MATH-4950 Topics in Mathematics: (3.0 credit hours) The content of this course will vary from year to year, depending on the needs of students and the interests and availability of instructors. Prerequisite: 30 credit hours of university-level study, plus additional prerequisites to be determined, depending on the topic.

PHYS-1010 Physics 1 –  Mechanics: (3.0 credit hours) A calculus-based introduction to classical mechanics which includes vectors, translational kinematics and dynamics, work and energy, linear momentum and collisions, rotational kinematics and dynamics, and oscillatory motion. Includes a laboratory requirement (PHYS-1010L). A laboratory fee will be assessed. Prerequisite: Physics 40S. Corequisite: MATH-1020.

PHYS 1020 Physics 2 – Waves and Modern Physics: (3.0 credit hours) A calculus-based introduction to waves and modern physics which includes: oscillations, waves, superposition, interference, relativity, photoelectric effect, quantisation, Rutherford atom, Bohr model, atomic spectra, deBroglie waves, Heisenberg's uncertainty principle, nuclear reactions, fission, fusion, subatomic particles.
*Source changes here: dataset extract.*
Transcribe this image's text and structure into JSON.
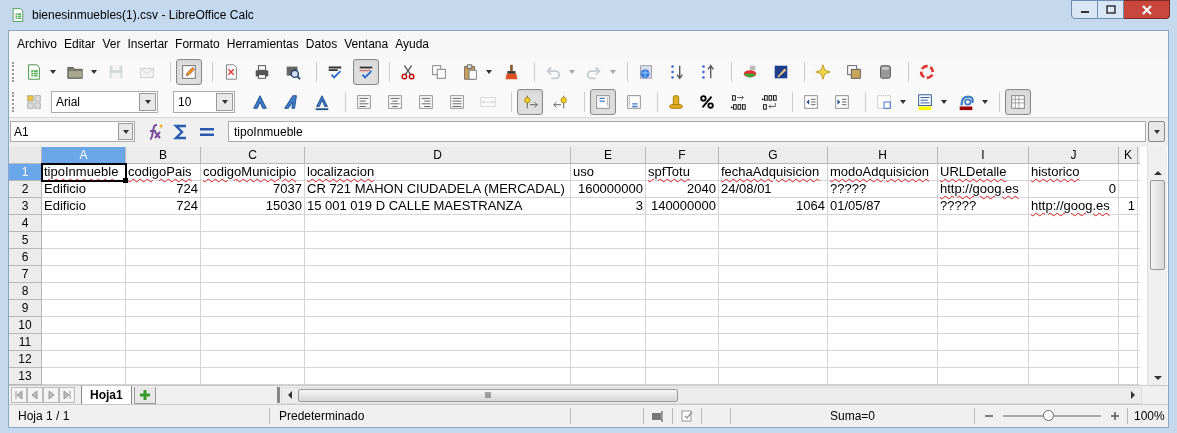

Includes a laboratory requirement (PHYS-1020L). A laboratory fee will be assessed. Prerequisite: PHYS-1010. Corequisite: MATH-1030.

PHYS/MATH-2010 Electromagnetic Field Theory: (3.0 credit hours) An introduction to the theory of electromagnetism. Topics to be covered include the electric field, electric potential, Gauss' law, capacitors, dielectric materials, magnetic fields, Ampere's law, magnetic induction, magnetic materials, displacement current, and Maxwell's equations. Prerequisites: A grade of “C” or better in both PHYS-1010 and MATH-1030.